Cette expertise et cette pratique en croissance exponentielle dans les domaines de la robotique et de l'intelligence artificielle constituent l'écosystème même du développement du rover lunaire Chang'e 5 en tant que robot autonome. En d'autres termes, ce double développement des robots et de l'intelligence artificielle et la mise en œuvre du programme lunaire et spatial chinois apparaissent comme des moteurs interactifs du développement de la Chine et de sa transformation en une puissance industrielle "intelligente", définie par le croisement entre les robots et la révolution artificielle et une révolution du développement spatial. Le robot lunaire Chang'e 5 est à l'intersection de ces dynamiques interactives.
Le programme spatial chinois
En outre, le programme spatial et lunaire chinois est également un programme industriel et politique dirigé par les Chinois, qui intègre, par le biais du Organisation de coopération spatiale Asie-Pacifique (Bangladesh, Chine, Iran, Mongolie, Pakistan, Pérou, Thaïlande, Turquie) et d'autres partenariats de coopération tels que ceux avec l'Inde, le matériel industriel, les logiciels et aussi la coopération politique (K.S. Jayamaran, "L'Inde et la Chine signent un pacte de coopération spatiale », Space News, 22 septembre 2014).
Comme ces pays ne sont pas directement impliqués dans la course à l'espace, ni même très loin de celle-ci, à l'exception de l'Iran et de l'Inde, en soutenant le programme spatial chinois, ils deviennent partie et membres de l'ouverture du segment spatial et lunaire de la politique chinoise "Belt and Road" dont ils font déjà partie, à nouveau à l'exception de l'Inde jusqu'à présent. Son programme spatial aide également la Chine à stimuler sa recherche et son développement, tout en partageant politiquement et industriellement ses succès avec ses partenaires. En attendant, la Chine a accès à ce "haut lieu" stratégique que sont l'espace orbital et l'espace lunaire (William Burrows, Ce nouvel océan, 1998)

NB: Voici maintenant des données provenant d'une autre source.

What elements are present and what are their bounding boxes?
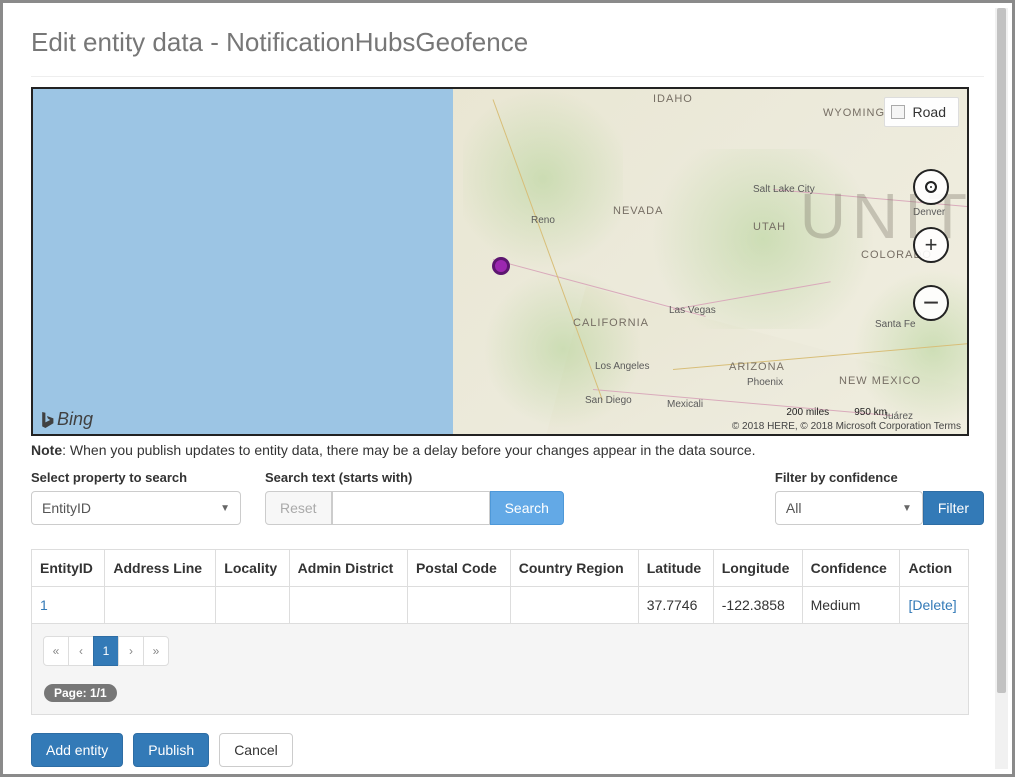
table-header-row: EntityID Address Line Locality Admin Dis…: [32, 550, 969, 587]
cancel-button[interactable]: Cancel: [219, 733, 293, 767]
filter-group: Filter by confidence All ▼ Filter: [775, 470, 984, 525]
data-table: EntityID Address Line Locality Admin Dis…: [31, 549, 969, 624]
cell-lat: 37.7746: [638, 587, 713, 624]
cell-admin: [289, 587, 407, 624]
search-row: Select property to search EntityID ▼ Sea…: [31, 470, 984, 525]
page-badge: Page: 1/1: [44, 684, 117, 702]
table-row: 1 37.7746 -122.3858 Medium [Delete]: [32, 587, 969, 624]
col-country[interactable]: Country Region: [510, 550, 638, 587]
pager-area: « ‹ 1 › » Page: 1/1: [31, 624, 969, 715]
pager-page[interactable]: 1: [93, 636, 119, 666]
cell-address: [105, 587, 216, 624]
locate-icon: [925, 181, 937, 193]
cell-locality: [216, 587, 289, 624]
zoom-out-button[interactable]: −: [913, 285, 949, 321]
pager-next[interactable]: ›: [118, 636, 144, 666]
property-select-label: Select property to search: [31, 470, 241, 485]
filter-select[interactable]: All ▼: [775, 491, 923, 525]
cell-country: [510, 587, 638, 624]
col-locality[interactable]: Locality: [216, 550, 289, 587]
map-side-controls: + −: [913, 169, 949, 321]
map-pin[interactable]: [492, 257, 510, 275]
pager-prev[interactable]: ‹: [68, 636, 94, 666]
chevron-down-icon: ▼: [220, 503, 230, 514]
dialog-window: Edit entity data - NotificationHubsGeofe…: [0, 0, 1015, 777]
cell-lon: -122.3858: [713, 587, 802, 624]
search-text-label: Search text (starts with): [265, 470, 564, 485]
search-input[interactable]: [332, 491, 490, 525]
zoom-in-button[interactable]: +: [913, 227, 949, 263]
delete-link[interactable]: [Delete]: [908, 597, 956, 613]
map-scalebar: 200 miles 950 km: [786, 407, 887, 418]
map-type-label: Road: [913, 104, 946, 120]
plus-icon: +: [925, 232, 938, 258]
entity-id-link[interactable]: 1: [40, 597, 48, 613]
note-text: Note: When you publish updates to entity…: [31, 442, 984, 458]
property-select-value: EntityID: [42, 500, 91, 516]
search-button[interactable]: Search: [490, 491, 564, 525]
bing-icon: [39, 410, 55, 430]
property-select[interactable]: EntityID ▼: [31, 491, 241, 525]
vertical-scrollbar[interactable]: [995, 8, 1008, 769]
map-type-icon: [891, 105, 905, 119]
add-entity-button[interactable]: Add entity: [31, 733, 123, 767]
search-text-group: Search text (starts with) Reset Search: [265, 470, 564, 525]
col-lon[interactable]: Longitude: [713, 550, 802, 587]
page-title: Edit entity data - NotificationHubsGeofe…: [31, 27, 984, 58]
pager-last[interactable]: »: [143, 636, 169, 666]
map-copyright: © 2018 HERE, © 2018 Microsoft Corporatio…: [732, 421, 961, 432]
locate-button[interactable]: [913, 169, 949, 205]
pager: « ‹ 1 › »: [44, 636, 169, 666]
reset-button[interactable]: Reset: [265, 491, 332, 525]
publish-button[interactable]: Publish: [133, 733, 209, 767]
bing-logo: Bing: [39, 409, 93, 430]
col-conf[interactable]: Confidence: [802, 550, 900, 587]
pager-first[interactable]: «: [43, 636, 69, 666]
chevron-down-icon: ▼: [902, 503, 912, 514]
col-lat[interactable]: Latitude: [638, 550, 713, 587]
col-entityid[interactable]: EntityID: [32, 550, 105, 587]
col-postal[interactable]: Postal Code: [407, 550, 510, 587]
filter-label: Filter by confidence: [775, 470, 984, 485]
col-address[interactable]: Address Line: [105, 550, 216, 587]
map-type-selector[interactable]: Road: [884, 97, 959, 127]
divider: [31, 76, 984, 77]
map[interactable]: IDAHO WYOMING Salt Lake City Reno NEVADA…: [31, 87, 969, 436]
col-action[interactable]: Action: [900, 550, 969, 587]
scrollbar-thumb[interactable]: [997, 8, 1006, 693]
col-admin[interactable]: Admin District: [289, 550, 407, 587]
cell-conf: Medium: [802, 587, 900, 624]
actions-row: Add entity Publish Cancel: [31, 733, 984, 767]
cell-postal: [407, 587, 510, 624]
property-select-group: Select property to search EntityID ▼: [31, 470, 241, 525]
filter-button[interactable]: Filter: [923, 491, 984, 525]
filter-select-value: All: [786, 500, 802, 516]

C'est à la fois dans ce système de coopération internationale défini par la "relation spéciale" Russie - Chine et l'initiative "Belt and Road" et dans la dimension de développement et de coopération spatiale que le nouveau partenariat entre la Chine et la Russie révèle toute sa signification géopolitique, ce qui sera le sujet du prochain article de cette série.

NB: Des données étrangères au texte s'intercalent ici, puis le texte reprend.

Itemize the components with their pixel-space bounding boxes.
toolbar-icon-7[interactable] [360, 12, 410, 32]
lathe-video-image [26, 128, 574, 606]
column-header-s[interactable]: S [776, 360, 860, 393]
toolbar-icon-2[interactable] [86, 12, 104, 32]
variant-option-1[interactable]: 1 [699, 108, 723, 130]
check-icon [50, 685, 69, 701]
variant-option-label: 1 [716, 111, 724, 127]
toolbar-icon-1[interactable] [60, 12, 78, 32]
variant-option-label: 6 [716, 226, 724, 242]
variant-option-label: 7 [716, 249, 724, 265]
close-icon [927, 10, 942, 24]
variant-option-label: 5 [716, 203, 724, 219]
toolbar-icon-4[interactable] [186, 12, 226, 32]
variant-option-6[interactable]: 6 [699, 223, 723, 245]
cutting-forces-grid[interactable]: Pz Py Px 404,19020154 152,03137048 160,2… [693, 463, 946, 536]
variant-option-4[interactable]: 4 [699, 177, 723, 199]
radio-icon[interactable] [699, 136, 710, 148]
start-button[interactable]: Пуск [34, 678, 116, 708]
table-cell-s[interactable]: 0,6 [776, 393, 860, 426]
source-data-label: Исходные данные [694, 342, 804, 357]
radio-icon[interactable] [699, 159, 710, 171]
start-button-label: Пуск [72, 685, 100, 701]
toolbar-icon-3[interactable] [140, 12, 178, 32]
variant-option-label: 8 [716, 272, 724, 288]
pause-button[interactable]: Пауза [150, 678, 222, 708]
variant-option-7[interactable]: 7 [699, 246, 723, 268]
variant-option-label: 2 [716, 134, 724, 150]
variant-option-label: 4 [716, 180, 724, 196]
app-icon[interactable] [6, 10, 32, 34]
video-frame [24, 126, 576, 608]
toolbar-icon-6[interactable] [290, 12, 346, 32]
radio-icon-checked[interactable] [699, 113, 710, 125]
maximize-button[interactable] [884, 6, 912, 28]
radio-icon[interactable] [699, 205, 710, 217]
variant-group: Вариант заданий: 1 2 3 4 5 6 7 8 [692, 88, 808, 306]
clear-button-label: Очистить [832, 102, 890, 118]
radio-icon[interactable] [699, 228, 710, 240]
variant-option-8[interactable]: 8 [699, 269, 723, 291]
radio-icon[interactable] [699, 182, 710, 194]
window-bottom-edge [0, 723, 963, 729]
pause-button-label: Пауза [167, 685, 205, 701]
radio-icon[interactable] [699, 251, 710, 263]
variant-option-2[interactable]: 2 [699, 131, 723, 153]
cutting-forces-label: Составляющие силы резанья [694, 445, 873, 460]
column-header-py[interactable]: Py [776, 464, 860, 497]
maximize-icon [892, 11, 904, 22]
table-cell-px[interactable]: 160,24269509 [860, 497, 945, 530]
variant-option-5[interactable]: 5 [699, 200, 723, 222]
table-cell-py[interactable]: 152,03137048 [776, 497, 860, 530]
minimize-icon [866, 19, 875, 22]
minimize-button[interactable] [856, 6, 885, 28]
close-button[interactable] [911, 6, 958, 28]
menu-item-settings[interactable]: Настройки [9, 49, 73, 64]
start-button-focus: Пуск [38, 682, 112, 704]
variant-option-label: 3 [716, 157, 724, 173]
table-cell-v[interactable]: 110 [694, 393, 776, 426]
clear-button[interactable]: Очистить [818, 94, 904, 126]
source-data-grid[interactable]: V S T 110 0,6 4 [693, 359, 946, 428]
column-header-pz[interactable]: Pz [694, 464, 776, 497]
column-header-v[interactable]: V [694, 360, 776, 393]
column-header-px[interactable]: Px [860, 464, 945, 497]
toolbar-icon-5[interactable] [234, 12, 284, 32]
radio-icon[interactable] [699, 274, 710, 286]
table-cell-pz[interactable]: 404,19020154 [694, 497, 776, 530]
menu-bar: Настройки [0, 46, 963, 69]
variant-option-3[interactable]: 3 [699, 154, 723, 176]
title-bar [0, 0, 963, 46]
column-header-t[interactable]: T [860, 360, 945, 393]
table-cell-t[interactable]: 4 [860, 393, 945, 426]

À propos de l'auteur: Jean-Michel Valantin (PhD Paris) dirige le département Environnement et Géopolitique de la Société d'analyse (équipe) rouge. Il est spécialisé dans les études stratégiques et la sociologie de la défense, avec un accent sur la géostratégie environnementale.
Image en vedette : Image annotée du site d'atterrissage approximatif de l'atterrisseur chinois Chang'e-3. Il a été lancé à 17h30 UTC le 1er décembre 2013, et a atteint la surface de la Lune le 14 décembre 2013. Les coordonnées lunaires sont : 44,12°N 19,51°W. NASA, domaine public.